Last year, I came across the opportunity to work with the students at Saint Louis School. I had visited Hawaii previously and was very impressed on seeing how the students interacted with their teachers, respected their parents and exuberated great love. They were just so amazingly in touch with their faith and the aloha spirit. I know Saint Louis graduate Marcus Mariota has received national attention, but I found all kinds of examples of the students making a difference in the world that didn’t reach the front pages of the newspaper. I was only an outsider then, a teacher from Texas. But I said that I wanted to be a part of that school family. I received the added bonus of being able to reside in Hale Malia Community to be with our younger Marianists in religious formation.
There is a holy and saintly Marianist I lived with, whose story I would like to share. Brother George Dury was a teacher who taught for 50 years in our Marianist schools. After that milestone, he volunteered to go to Malawi, Africa, where he spent another 20 years planting over a million trees. In his late 90s, he again volunteered to offer his service in the novitiate. It was at that time, when I was in spiritual boot camp, that I met him. He was about 4 foot 2 inches, but what a saint, a positive holy man. He was willing to share his experiences of living the vows of poverty, chastity, obedience, stability, and living in a third world impoverished nation. He also shared how to teach and find joy in everything from grade school, to middle to high school. Because of Brother George’s holy model, I also aspire to be a Marianist saint like him.

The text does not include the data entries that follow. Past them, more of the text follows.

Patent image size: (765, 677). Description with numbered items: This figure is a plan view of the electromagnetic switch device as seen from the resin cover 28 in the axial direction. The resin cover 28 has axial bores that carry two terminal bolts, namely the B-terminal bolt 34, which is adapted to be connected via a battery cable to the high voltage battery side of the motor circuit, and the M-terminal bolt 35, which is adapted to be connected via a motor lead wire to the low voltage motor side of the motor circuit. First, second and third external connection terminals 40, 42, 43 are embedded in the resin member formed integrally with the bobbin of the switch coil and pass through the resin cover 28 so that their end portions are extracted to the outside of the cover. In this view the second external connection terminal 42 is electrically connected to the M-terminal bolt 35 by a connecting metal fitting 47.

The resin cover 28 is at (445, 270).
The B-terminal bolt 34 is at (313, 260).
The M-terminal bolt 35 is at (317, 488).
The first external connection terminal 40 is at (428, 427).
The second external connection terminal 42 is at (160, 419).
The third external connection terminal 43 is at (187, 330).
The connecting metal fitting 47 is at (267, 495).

Another interesting point of his life is that he grew up in Columbus, Ohio, speaking German during World War I. He recalled that suddenly one day the whole family switched to speaking English. From that example, I learned the part of the Marianist charism that speaks of adaptation and change. I learned that when you struggle from moving from one language to another, or from one culture to the next, or in any transition in life, that the Blessed Mother Mary is there to help embrace us in the tough times, in the loss of one to the rich gain of another.
When I prayed over leaving Texas, there were many positives to let go. Coming to Hawaii has been blessed with even more positives. George helped me learn that transition. So a lot of times in my prayer, I leave it to the Blessed Mother who knew what it was like to go into exile when Joseph said, “We are leaving.” She knew what it was like to leave behind and start anew, especially in the loss of her son.
Father Patrick T. McDaid is a Marianist priest who grew up in Adrian, Michigan. He took his first vows in 1996 and was ordained in 2008. He is the chaplain of Saint Louis School and resides at Hale Malia on the slopes of Kalaepohaku.